Irish Water plan for pipeline to Dublin no threat to port activities, says company

Shannon Foynes Port Company has rejected warnings that Irish Water's planned extraction of water from the river Shannon for Dublin homes and business could hit operations at Limerick port.

Campaigners against the proposed pipeline said it believed Irish Water’s plan to take out 330 million litres a day from the Shannon could lower water levels at the mouth of the river.

“If there isn’t sufficient strength of speed and flow – that is, if there is less water – the shipping channels will silt up and ships will not reach Limerick port. That would be a massive economic blow,” said Gerry Siney of the River Shannon Protection Alliance.

Port authorities said they were satisfied the pipeline would not "materially impact" dock operations at the facility, which relies on deep-water channels for much of its traffic.


Mr Siney described the plan as "ludicrous", adding: "This really doesn't stand up environmentally, economically and socially."


Saying Irish Water had dismissed other solutions for Dublin’s water needs, including desalination, Mr Siney claimed water levels on the Shannon could drop by 26 per cent.

“The level of the Shannon is the key to the whole thing. Taking Limerick, for example, at low tide we depend on the fast flow of the river to clear the shipping channels. It’s down to the amount of rain that falls.

“In the summer you’re getting less rain, and therefore the levels do go down in a natural way. Only in the past two or three years, boats have been running aground on the Shannon, and that’s without any water abstraction to Dublin. Warnings are given all the time about the dangers of running aground.”

He said such a water level drop could not be tolerated. “The Shannon is a living system and you have flora and fauna in special areas of conservation which are very sensitive to drops in water levels,” he added.
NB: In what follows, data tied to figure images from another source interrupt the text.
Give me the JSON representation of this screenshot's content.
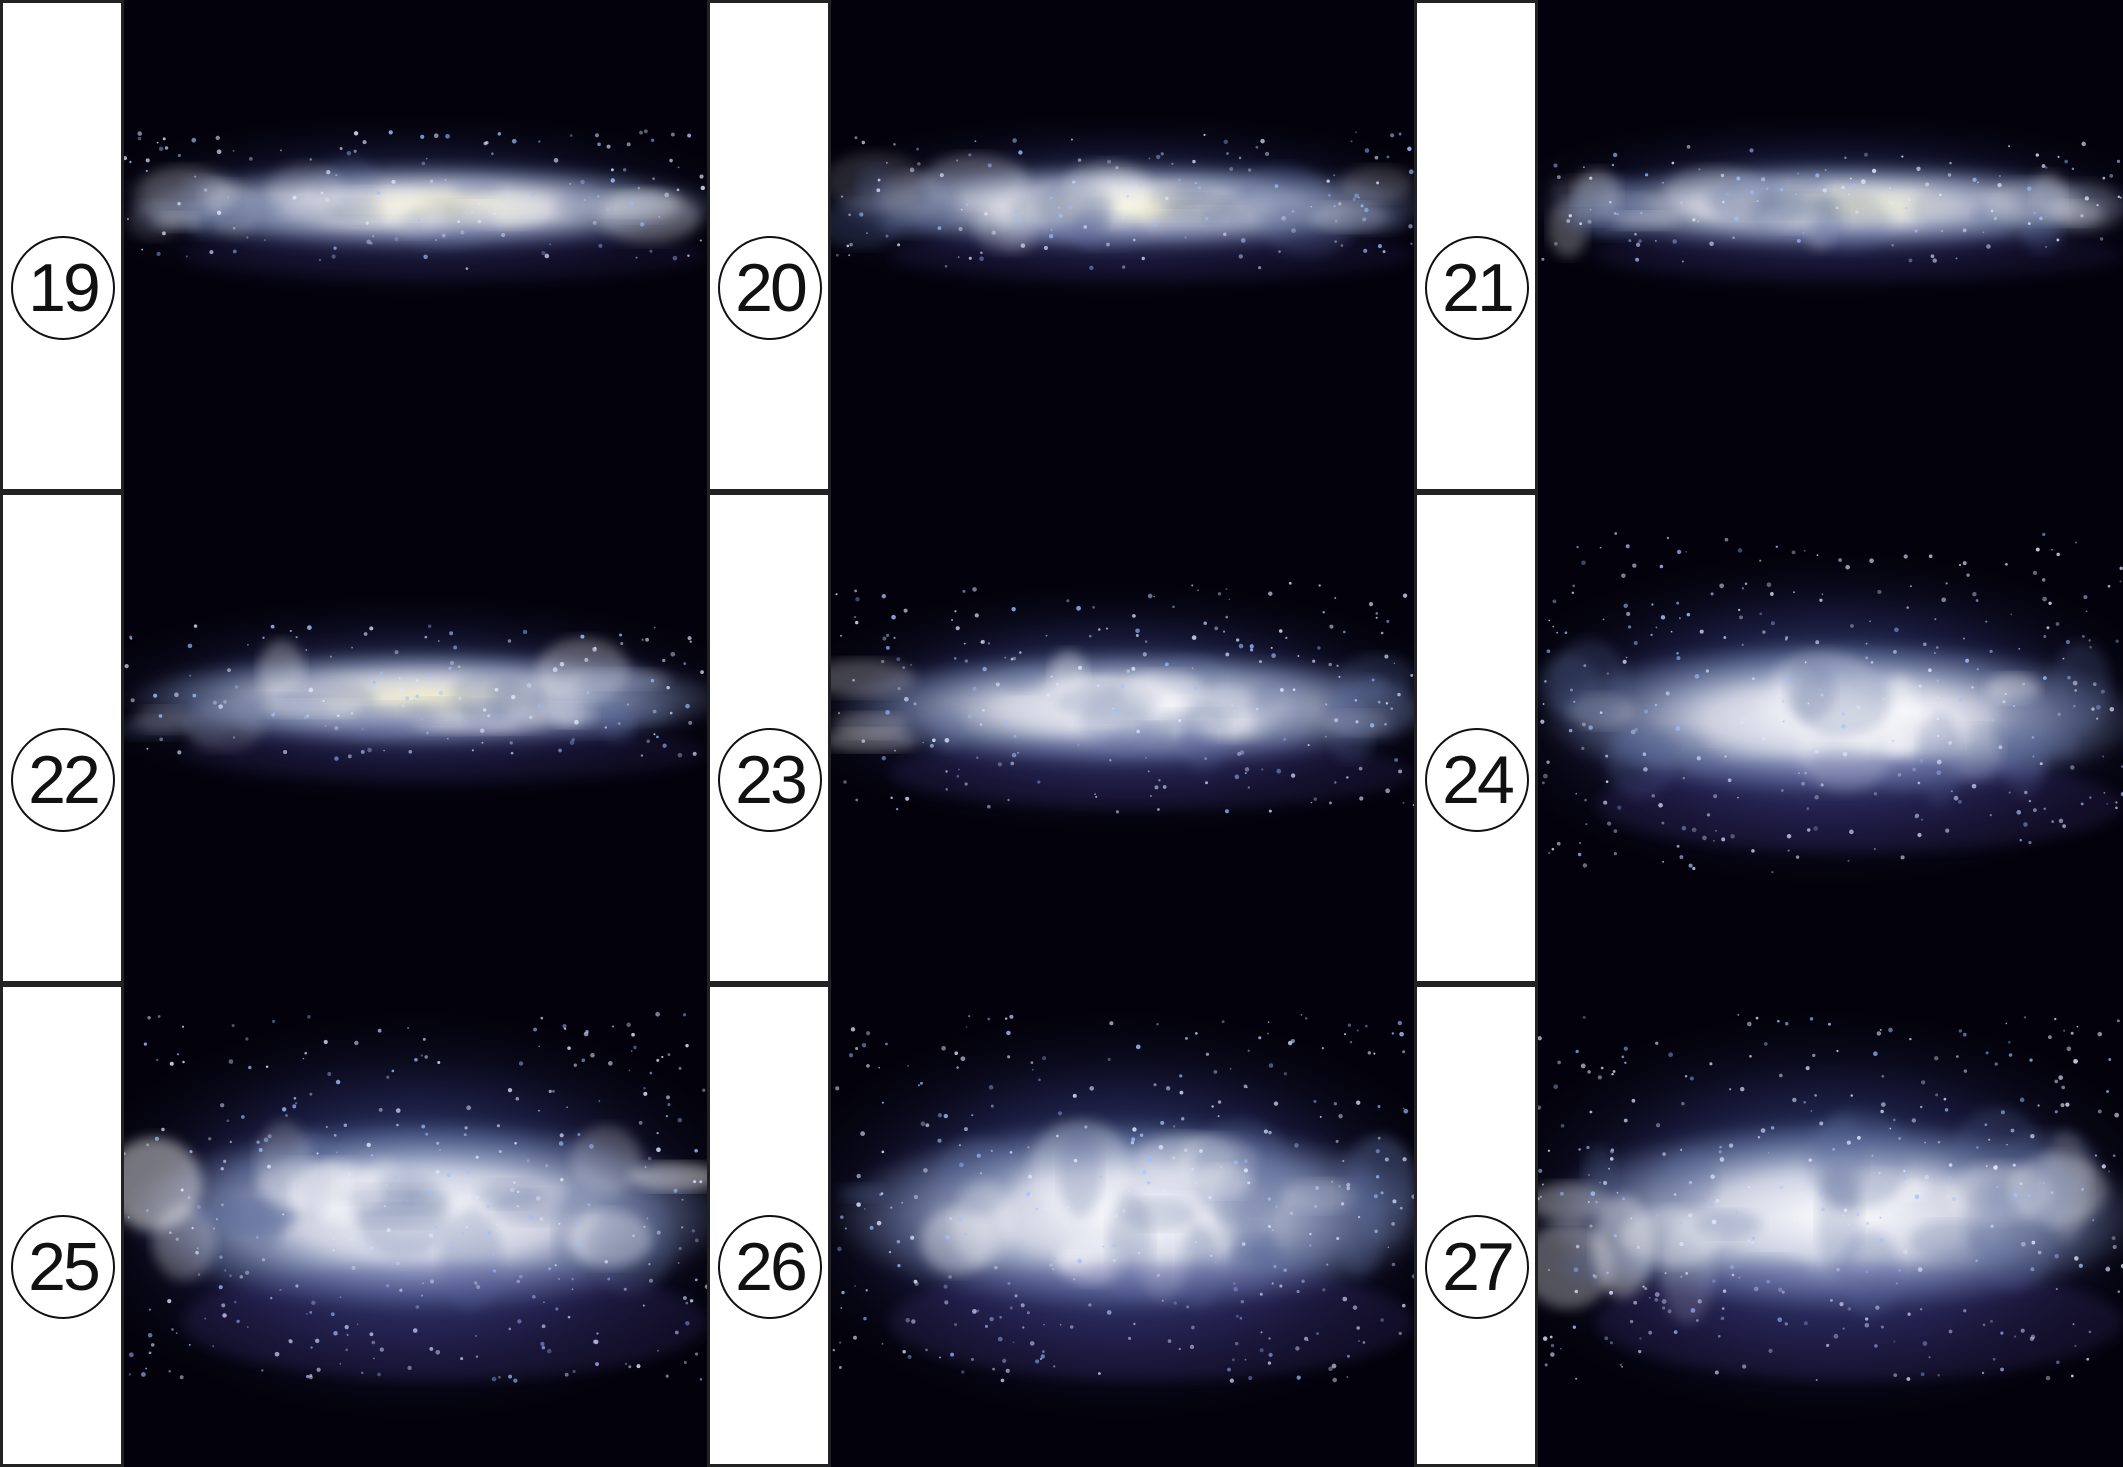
{
  "frames": [
    {
      "label": "19",
      "band": 0.42,
      "thick": 0.09,
      "glow": 0.55,
      "core": "#f4efc8",
      "halo": "#8fa8d8",
      "scatter": 0.25
    },
    {
      "label": "20",
      "band": 0.42,
      "thick": 0.09,
      "glow": 0.6,
      "core": "#f4f0c6",
      "halo": "#8fa8d8",
      "scatter": 0.25
    },
    {
      "label": "21",
      "band": 0.42,
      "thick": 0.09,
      "glow": 0.6,
      "core": "#f2f0c8",
      "halo": "#8fb0dc",
      "scatter": 0.2
    },
    {
      "label": "22",
      "band": 0.42,
      "thick": 0.1,
      "glow": 0.65,
      "core": "#f6f2cc",
      "halo": "#90a8dc",
      "scatter": 0.25
    },
    {
      "label": "23",
      "band": 0.44,
      "thick": 0.12,
      "glow": 0.8,
      "core": "#ffffff",
      "halo": "#7ea6e0",
      "scatter": 0.55
    },
    {
      "label": "24",
      "band": 0.46,
      "thick": 0.16,
      "glow": 0.9,
      "core": "#ffffff",
      "halo": "#6e9ae0",
      "scatter": 0.9
    },
    {
      "label": "25",
      "band": 0.48,
      "thick": 0.2,
      "glow": 0.95,
      "core": "#ffffff",
      "halo": "#6a98e0",
      "scatter": 1.0
    },
    {
      "label": "26",
      "band": 0.48,
      "thick": 0.2,
      "glow": 0.95,
      "core": "#ffffff",
      "halo": "#6a98e0",
      "scatter": 1.0
    },
    {
      "label": "27",
      "band": 0.48,
      "thick": 0.2,
      "glow": 0.92,
      "core": "#ffffff",
      "halo": "#6a98e0",
      "scatter": 1.0
    }
  ]
}
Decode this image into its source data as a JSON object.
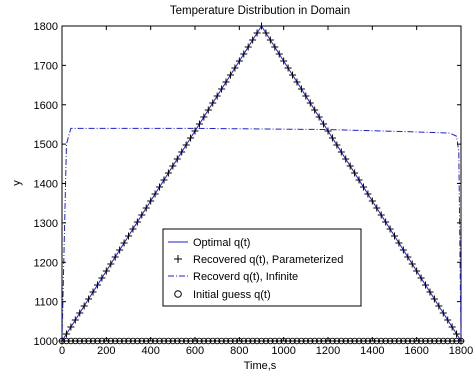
{
  "chart_data": {
    "type": "line",
    "title": "Temperature Distribution in Domain",
    "xlabel": "Time,s",
    "ylabel": "y",
    "xlim": [
      0,
      1800
    ],
    "ylim": [
      1000,
      1800
    ],
    "xticks": [
      0,
      200,
      400,
      600,
      800,
      1000,
      1200,
      1400,
      1600,
      1800
    ],
    "yticks": [
      1000,
      1100,
      1200,
      1300,
      1400,
      1500,
      1600,
      1700,
      1800
    ],
    "grid": false,
    "legend_position": "center-left",
    "series": [
      {
        "name": "Optimal q(t)",
        "style": "solid",
        "color": "#1f1fd0",
        "x": [
          0,
          900,
          1800
        ],
        "y": [
          1000,
          1800,
          1000
        ]
      },
      {
        "name": "Recovered q(t), Parameterized",
        "style": "plus-markers",
        "color": "#000000",
        "x_start": 0,
        "x_end": 1800,
        "x_step": 20,
        "peak_x": 900,
        "base_y": 1000,
        "peak_y": 1800
      },
      {
        "name": "Recoverd q(t), Infinite",
        "style": "dash-dot",
        "color": "#1f1fd0",
        "x": [
          0,
          20,
          40,
          200,
          400,
          600,
          800,
          1000,
          1200,
          1400,
          1600,
          1750,
          1780,
          1790,
          1800
        ],
        "y": [
          1000,
          1500,
          1540,
          1540,
          1540,
          1540,
          1539,
          1538,
          1537,
          1534,
          1531,
          1528,
          1520,
          1480,
          1000
        ]
      },
      {
        "name": "Initial guess q(t)",
        "style": "circle-markers",
        "color": "#000000",
        "x_start": 0,
        "x_end": 1800,
        "x_step": 20,
        "constant_y": 1000
      }
    ]
  }
}
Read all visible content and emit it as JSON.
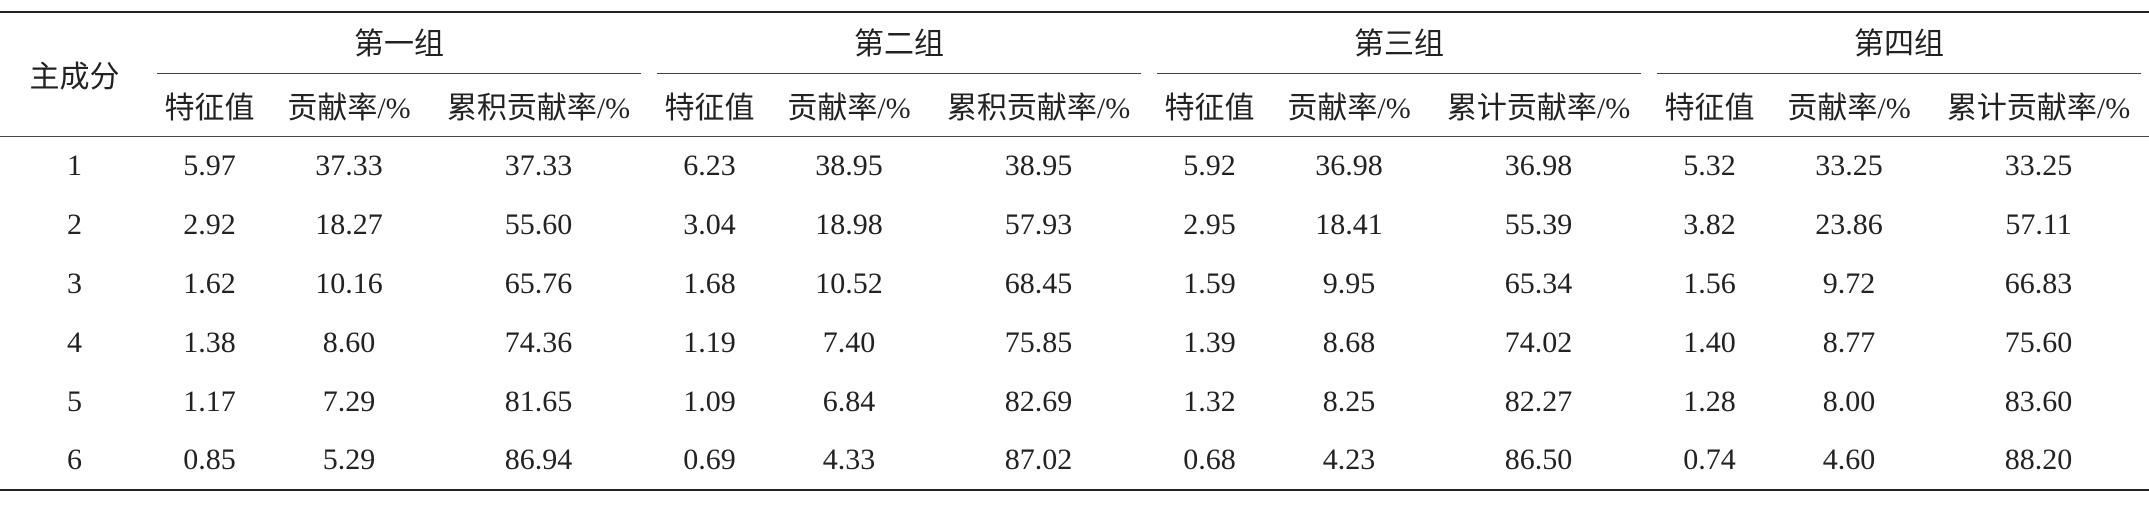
{
  "table": {
    "row_label": "主成分",
    "groups": [
      {
        "name": "第一组",
        "columns": [
          "特征值",
          "贡献率/%",
          "累积贡献率/%"
        ]
      },
      {
        "name": "第二组",
        "columns": [
          "特征值",
          "贡献率/%",
          "累积贡献率/%"
        ]
      },
      {
        "name": "第三组",
        "columns": [
          "特征值",
          "贡献率/%",
          "累计贡献率/%"
        ]
      },
      {
        "name": "第四组",
        "columns": [
          "特征值",
          "贡献率/%",
          "累计贡献率/%"
        ]
      }
    ],
    "rows": [
      [
        "1",
        "5.97",
        "37.33",
        "37.33",
        "6.23",
        "38.95",
        "38.95",
        "5.92",
        "36.98",
        "36.98",
        "5.32",
        "33.25",
        "33.25"
      ],
      [
        "2",
        "2.92",
        "18.27",
        "55.60",
        "3.04",
        "18.98",
        "57.93",
        "2.95",
        "18.41",
        "55.39",
        "3.82",
        "23.86",
        "57.11"
      ],
      [
        "3",
        "1.62",
        "10.16",
        "65.76",
        "1.68",
        "10.52",
        "68.45",
        "1.59",
        "9.95",
        "65.34",
        "1.56",
        "9.72",
        "66.83"
      ],
      [
        "4",
        "1.38",
        "8.60",
        "74.36",
        "1.19",
        "7.40",
        "75.85",
        "1.39",
        "8.68",
        "74.02",
        "1.40",
        "8.77",
        "75.60"
      ],
      [
        "5",
        "1.17",
        "7.29",
        "81.65",
        "1.09",
        "6.84",
        "82.69",
        "1.32",
        "8.25",
        "82.27",
        "1.28",
        "8.00",
        "83.60"
      ],
      [
        "6",
        "0.85",
        "5.29",
        "86.94",
        "0.69",
        "4.33",
        "87.02",
        "0.68",
        "4.23",
        "86.50",
        "0.74",
        "4.60",
        "88.20"
      ]
    ]
  }
}
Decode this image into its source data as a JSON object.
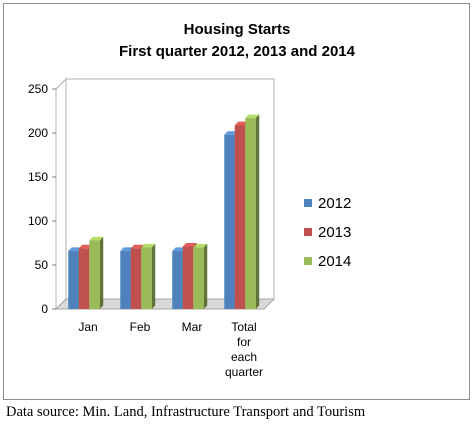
{
  "chart_data": {
    "type": "bar",
    "title": "Housing Starts",
    "subtitle": "First quarter 2012, 2013 and 2014",
    "categories": [
      [
        "Jan"
      ],
      [
        "Feb"
      ],
      [
        "Mar"
      ],
      [
        "Total",
        "for",
        "each",
        "quarter"
      ]
    ],
    "series": [
      {
        "name": "2012",
        "color": "#4f81bd",
        "values": [
          66,
          66,
          66,
          198
        ]
      },
      {
        "name": "2013",
        "color": "#c0504d",
        "values": [
          69,
          69,
          71,
          209
        ]
      },
      {
        "name": "2014",
        "color": "#9bbb59",
        "values": [
          78,
          70,
          70,
          217
        ]
      }
    ],
    "ylim": [
      0,
      250
    ],
    "yticks": [
      0,
      50,
      100,
      150,
      200,
      250
    ],
    "grid": false,
    "legend_position": "right",
    "three_d": true
  },
  "source_note": "Data source: Min. Land, Infrastructure Transport and Tourism"
}
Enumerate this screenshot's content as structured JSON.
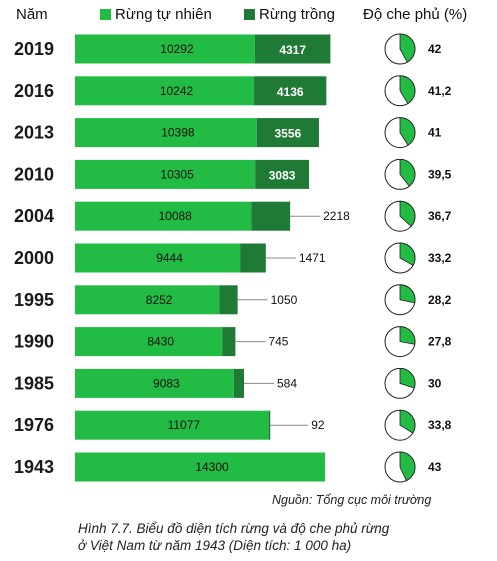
{
  "header": {
    "year_label": "Năm",
    "cover_label": "Độ che phủ (%)"
  },
  "legend": [
    {
      "name": "Rừng tự nhiên",
      "color": "#22bb44"
    },
    {
      "name": "Rừng trồng",
      "color": "#1f7a36"
    }
  ],
  "chart_data": {
    "type": "bar",
    "orientation": "horizontal",
    "stacked": true,
    "categories": [
      "2019",
      "2016",
      "2013",
      "2010",
      "2004",
      "2000",
      "1995",
      "1990",
      "1985",
      "1976",
      "1943"
    ],
    "series": [
      {
        "name": "Rừng tự nhiên",
        "values": [
          10292,
          10242,
          10398,
          10305,
          10088,
          9444,
          8252,
          8430,
          9083,
          11077,
          14300
        ]
      },
      {
        "name": "Rừng trồng",
        "values": [
          4317,
          4136,
          3556,
          3083,
          2218,
          1471,
          1050,
          745,
          584,
          92,
          null
        ]
      }
    ],
    "cover_percent": [
      "42",
      "41,2",
      "41",
      "39,5",
      "36,7",
      "33,2",
      "28,2",
      "27,8",
      "30",
      "33,8",
      "43"
    ],
    "cover_values": [
      42,
      41.2,
      41,
      39.5,
      36.7,
      33.2,
      28.2,
      27.8,
      30,
      33.8,
      43
    ]
  },
  "source": "Nguồn: Tổng cục môi trường",
  "caption": [
    "Hình 7.7. Biểu đồ diện tích rừng và độ che phủ rừng",
    "ở Việt Nam từ năm 1943 (Diện tích: 1 000 ha)"
  ]
}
Farming groups also oppose the plan. Labour TD Jan O'Sullivan said the pipeline, if it is given permission to go ahead, "should be controlled from Limerick and not Dublin".

“We all know that sometimes we have too much water coming down the river, and it causes problems. I would argue that the midwest should be able to say to Dublin it can take water at this particular time but it can’t take it when water levels are too low.”